ライザップはゲストに合わせたプログラムをどうやって作ってるの?
こういった情報を参考に、「完全に自己流でやるか」「プロの力を一部借りるか」を検討してみてもいいかもしれません。

また、体重が重めの方が下半身を鍛えるうえで、マシン中心でスタートすることには大きなメリットがあります。
レッグプレスやヒップリフトなど、関節を守りながら筋力アップしやすい種目を組み合わせていくと、「動ける体」への土台づくりがしやすくなります。

「体重が重いと運動しちゃいけない」わけではない

ここまでいろいろ書いてきましたが、体重が重い=運動禁止ということではありません。
むしろ、調べてみると「無理のない範囲で運動を続けること」が関節の負担を減らす方向にもつながる、と説明している情報が多いくらいです。

大切なのは、

  • ① 衝撃を減らす(マシン・水中・バイクなどを活用)
  • ② 関節を支える筋肉を育てる(太もも・お尻・体幹など)
  • ③ 痛みが強いときは無理をしない・専門家に相談する

この3つを意識しながら、「ゼロより1」「完璧より継続」を合言葉に、少しずつ前に進んでいければ十分だと思います。

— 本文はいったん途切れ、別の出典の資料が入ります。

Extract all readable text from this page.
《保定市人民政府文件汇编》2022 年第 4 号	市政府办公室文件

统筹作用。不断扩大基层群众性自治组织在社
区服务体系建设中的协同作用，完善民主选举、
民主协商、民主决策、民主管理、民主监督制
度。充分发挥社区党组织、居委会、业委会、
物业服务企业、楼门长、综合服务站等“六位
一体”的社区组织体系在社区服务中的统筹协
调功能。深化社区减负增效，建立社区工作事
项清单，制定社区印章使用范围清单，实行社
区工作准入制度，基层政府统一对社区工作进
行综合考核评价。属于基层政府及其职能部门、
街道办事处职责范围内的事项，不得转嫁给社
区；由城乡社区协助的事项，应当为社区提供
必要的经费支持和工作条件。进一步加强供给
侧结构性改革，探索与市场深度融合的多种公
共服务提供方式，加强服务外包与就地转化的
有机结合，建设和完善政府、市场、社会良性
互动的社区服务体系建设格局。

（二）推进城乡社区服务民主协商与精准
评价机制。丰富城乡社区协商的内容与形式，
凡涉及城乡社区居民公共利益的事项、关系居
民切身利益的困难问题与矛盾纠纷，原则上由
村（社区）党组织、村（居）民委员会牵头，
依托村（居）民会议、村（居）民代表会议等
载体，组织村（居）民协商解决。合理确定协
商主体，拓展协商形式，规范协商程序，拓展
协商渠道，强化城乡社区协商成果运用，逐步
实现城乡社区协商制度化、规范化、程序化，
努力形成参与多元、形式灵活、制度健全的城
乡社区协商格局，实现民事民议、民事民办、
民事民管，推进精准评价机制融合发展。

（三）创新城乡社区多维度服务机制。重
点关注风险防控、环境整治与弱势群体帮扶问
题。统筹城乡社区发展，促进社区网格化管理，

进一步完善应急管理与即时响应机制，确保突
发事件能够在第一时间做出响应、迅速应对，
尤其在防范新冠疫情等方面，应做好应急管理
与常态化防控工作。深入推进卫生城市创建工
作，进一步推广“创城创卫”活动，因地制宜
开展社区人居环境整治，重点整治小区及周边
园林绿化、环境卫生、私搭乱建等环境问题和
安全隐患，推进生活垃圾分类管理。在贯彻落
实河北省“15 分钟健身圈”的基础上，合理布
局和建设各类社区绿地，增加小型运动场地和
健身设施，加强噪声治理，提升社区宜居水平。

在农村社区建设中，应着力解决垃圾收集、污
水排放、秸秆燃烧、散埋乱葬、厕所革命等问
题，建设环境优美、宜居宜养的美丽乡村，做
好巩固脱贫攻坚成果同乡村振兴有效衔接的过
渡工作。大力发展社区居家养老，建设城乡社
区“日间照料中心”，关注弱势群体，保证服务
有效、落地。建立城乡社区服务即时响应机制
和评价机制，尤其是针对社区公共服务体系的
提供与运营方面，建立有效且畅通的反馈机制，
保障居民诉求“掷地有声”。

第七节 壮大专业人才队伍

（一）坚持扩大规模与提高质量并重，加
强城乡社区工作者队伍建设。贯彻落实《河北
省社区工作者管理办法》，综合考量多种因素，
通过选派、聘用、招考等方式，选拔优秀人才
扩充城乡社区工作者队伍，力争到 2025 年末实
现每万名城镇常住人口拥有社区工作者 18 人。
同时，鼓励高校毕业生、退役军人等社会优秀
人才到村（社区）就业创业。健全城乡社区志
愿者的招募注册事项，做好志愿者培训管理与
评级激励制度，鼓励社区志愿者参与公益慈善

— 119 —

まとめ|関節をいたわりながら、一歩ずつ前進していこう

最後に、この記事のポイントを振り返ります。

  • 体重が重めだと膝・腰などの関節への負担が増えやすいが、やり方を工夫すれば安全に筋トレはできる
  • レッグプレス+ヒップリフト+上半身マシン+体幹トレの組み合わせは、関節にやさしい全身メニューになりやすい
  • 有酸素運動はマシンバイクや水中ウォーキングのように、衝撃が少ないものからスタートすると安心
  • 自宅でもながら筋トレをこまめに入れると、1日トータルの運動量を増やしやすい
  • 持病や強い痛みがある場合は、医療機関やトレーナーに相談しながら無理のない範囲で進めるのがベター

私、和久井朗も、最初は「こんな体で本当に動けるようになるのか…?」と不安だらけでした。でも、ちょっとずつ負荷を上げながら続けていくと、気づいたら昔よりラクに動ける自分に変わっていました。

今の体重や体型がどうであっても、「関節をいたわりながら一歩踏み出す」ことさえできれば、必ず体は応えてくれます。
今日のメニュー例を、自分のペースに合わせてアレンジしながら、未来の自分のための一歩を踏み出してみてください。